A good understanding of the reservoir architecture of tough gas reservoirs is necessary to define their potential for the hydrocarbon industry. These tough gas reservoirs have been overlooked until now due to the high economic risks of development. These risks are mainly related to the large uncertainties that exist in the reservoir architecture. Understanding the depositional processes of crevasse-splays will help in minimizing the uncertainties in interpreting the internal depositional setting and deposition processes.

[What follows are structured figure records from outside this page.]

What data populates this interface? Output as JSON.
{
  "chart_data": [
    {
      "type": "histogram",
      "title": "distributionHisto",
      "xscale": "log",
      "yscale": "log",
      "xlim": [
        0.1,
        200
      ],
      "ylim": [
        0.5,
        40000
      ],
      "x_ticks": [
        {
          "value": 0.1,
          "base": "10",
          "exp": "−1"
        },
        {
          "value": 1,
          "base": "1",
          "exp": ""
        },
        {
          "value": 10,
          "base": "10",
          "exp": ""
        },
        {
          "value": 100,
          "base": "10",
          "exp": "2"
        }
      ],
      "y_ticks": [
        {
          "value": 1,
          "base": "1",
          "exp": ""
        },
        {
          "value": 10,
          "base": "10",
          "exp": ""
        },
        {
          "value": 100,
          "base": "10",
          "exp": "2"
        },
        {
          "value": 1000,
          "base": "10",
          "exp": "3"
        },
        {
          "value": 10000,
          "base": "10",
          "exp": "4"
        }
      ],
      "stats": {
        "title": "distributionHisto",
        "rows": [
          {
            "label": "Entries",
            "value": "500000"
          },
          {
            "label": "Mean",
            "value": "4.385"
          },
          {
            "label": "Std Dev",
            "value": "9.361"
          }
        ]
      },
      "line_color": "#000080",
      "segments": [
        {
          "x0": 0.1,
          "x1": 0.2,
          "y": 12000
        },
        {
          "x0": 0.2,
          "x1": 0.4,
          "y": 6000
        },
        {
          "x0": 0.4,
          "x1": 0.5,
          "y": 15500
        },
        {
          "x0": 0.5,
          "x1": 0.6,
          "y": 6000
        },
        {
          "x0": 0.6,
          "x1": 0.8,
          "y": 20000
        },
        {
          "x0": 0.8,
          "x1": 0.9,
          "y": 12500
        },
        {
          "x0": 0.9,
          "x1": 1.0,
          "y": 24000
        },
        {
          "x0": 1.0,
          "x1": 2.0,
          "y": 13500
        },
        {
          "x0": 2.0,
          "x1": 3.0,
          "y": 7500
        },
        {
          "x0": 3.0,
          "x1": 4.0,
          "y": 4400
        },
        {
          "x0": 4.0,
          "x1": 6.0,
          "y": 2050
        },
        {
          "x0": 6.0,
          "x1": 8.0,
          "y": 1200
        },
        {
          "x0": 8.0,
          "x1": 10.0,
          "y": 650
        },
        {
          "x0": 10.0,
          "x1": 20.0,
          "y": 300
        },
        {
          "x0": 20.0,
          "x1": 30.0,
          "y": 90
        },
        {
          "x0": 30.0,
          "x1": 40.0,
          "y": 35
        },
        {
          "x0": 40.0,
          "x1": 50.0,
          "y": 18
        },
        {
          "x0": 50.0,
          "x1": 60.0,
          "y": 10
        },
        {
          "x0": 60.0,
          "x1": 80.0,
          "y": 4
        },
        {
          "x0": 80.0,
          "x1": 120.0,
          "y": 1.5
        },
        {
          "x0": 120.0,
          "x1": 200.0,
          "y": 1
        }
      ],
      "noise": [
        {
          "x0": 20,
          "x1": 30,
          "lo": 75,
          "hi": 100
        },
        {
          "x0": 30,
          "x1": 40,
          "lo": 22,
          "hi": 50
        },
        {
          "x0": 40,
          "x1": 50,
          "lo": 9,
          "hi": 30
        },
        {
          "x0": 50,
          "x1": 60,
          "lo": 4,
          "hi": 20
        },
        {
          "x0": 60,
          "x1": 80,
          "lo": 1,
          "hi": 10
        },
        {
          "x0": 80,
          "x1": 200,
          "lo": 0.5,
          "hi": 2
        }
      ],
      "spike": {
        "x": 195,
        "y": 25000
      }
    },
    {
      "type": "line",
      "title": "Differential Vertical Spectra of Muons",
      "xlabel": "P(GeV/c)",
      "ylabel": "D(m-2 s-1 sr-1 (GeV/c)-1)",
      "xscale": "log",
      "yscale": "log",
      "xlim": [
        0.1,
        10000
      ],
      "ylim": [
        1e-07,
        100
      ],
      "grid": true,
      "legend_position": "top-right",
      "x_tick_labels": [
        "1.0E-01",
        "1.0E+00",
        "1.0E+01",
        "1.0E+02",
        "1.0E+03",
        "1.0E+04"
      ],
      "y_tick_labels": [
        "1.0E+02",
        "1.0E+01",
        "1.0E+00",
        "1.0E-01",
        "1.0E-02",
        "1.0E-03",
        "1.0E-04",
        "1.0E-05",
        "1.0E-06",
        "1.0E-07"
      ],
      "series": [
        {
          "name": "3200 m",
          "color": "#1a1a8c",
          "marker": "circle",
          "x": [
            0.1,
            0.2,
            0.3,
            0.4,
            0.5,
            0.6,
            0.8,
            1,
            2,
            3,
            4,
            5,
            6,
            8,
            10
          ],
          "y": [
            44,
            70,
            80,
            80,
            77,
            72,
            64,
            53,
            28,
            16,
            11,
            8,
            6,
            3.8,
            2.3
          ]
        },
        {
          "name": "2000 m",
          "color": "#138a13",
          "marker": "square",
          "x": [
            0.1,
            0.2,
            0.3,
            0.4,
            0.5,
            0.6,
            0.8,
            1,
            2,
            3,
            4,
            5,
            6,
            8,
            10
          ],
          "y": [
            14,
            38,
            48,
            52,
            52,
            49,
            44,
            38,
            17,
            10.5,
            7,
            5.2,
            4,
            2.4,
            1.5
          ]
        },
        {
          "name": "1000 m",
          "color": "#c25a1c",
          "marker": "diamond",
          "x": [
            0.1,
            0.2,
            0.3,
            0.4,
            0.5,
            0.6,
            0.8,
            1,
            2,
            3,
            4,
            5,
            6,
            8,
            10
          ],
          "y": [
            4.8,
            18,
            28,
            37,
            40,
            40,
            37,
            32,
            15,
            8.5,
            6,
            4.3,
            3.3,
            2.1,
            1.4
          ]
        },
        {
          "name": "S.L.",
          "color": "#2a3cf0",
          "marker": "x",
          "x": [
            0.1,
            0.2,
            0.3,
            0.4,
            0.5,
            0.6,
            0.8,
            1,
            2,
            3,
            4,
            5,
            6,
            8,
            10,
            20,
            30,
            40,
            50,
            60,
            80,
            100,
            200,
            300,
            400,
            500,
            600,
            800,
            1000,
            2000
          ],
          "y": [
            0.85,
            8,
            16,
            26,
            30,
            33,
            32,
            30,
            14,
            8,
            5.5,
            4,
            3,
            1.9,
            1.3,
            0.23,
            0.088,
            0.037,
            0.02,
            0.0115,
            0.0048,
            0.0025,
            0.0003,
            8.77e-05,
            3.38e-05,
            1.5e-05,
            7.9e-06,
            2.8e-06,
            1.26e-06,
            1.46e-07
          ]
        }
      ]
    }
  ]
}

This research focuses on the mapping of thin bedded crevasse splays in a low-net-over-gross floodplain environment in the distal areas of the Huesca fluvial fan (Miocene) of the Ebro basin in Spain. This outcrop is a good analogue to the Permian Rötliegend and Triassic Bundsandstein intervals in the West Netherlands Basin. A field study of the Huesca fluvial fan is used to analyse the reservoir architecture (size, shape, spatial distribution and connectivity) of the reservoirs of fossil crevasse-splay deposits. At two outcrop locations an interval of crevasse-splay deposits is mapped, using detailed lithostratigraphical logs, a type section log, photo-panels and lateral characterizations of sand beds. With these data a correlation panel is constructed to determine the connectivity of the mapped layers, and cross-sections are made to determine the lateral continuity, vertical stacking and grain-size variations.
On a single layer level, results show both a decrease in bed thickness and in grain size from proximal to distal, related to the energy of deposition. Grain size is also related to distributary-channel proximity, decreasing away from the distributary crevasse channels. In multi-storey stacked sheets, incision of distributary channels into underlying crevasse deposits near the crevasse apex creates sand-on-sand contact. The approximation of a crevasse splay as a simple accumulation of homogeneous sheet like layers should be refined in order to lower the uncertainties in the tough gas reservoir model. A quantitative dataset for the size, shape and stacking patterns of crevasse splay sandstone is composed, which can be used as an input in static reservoir models.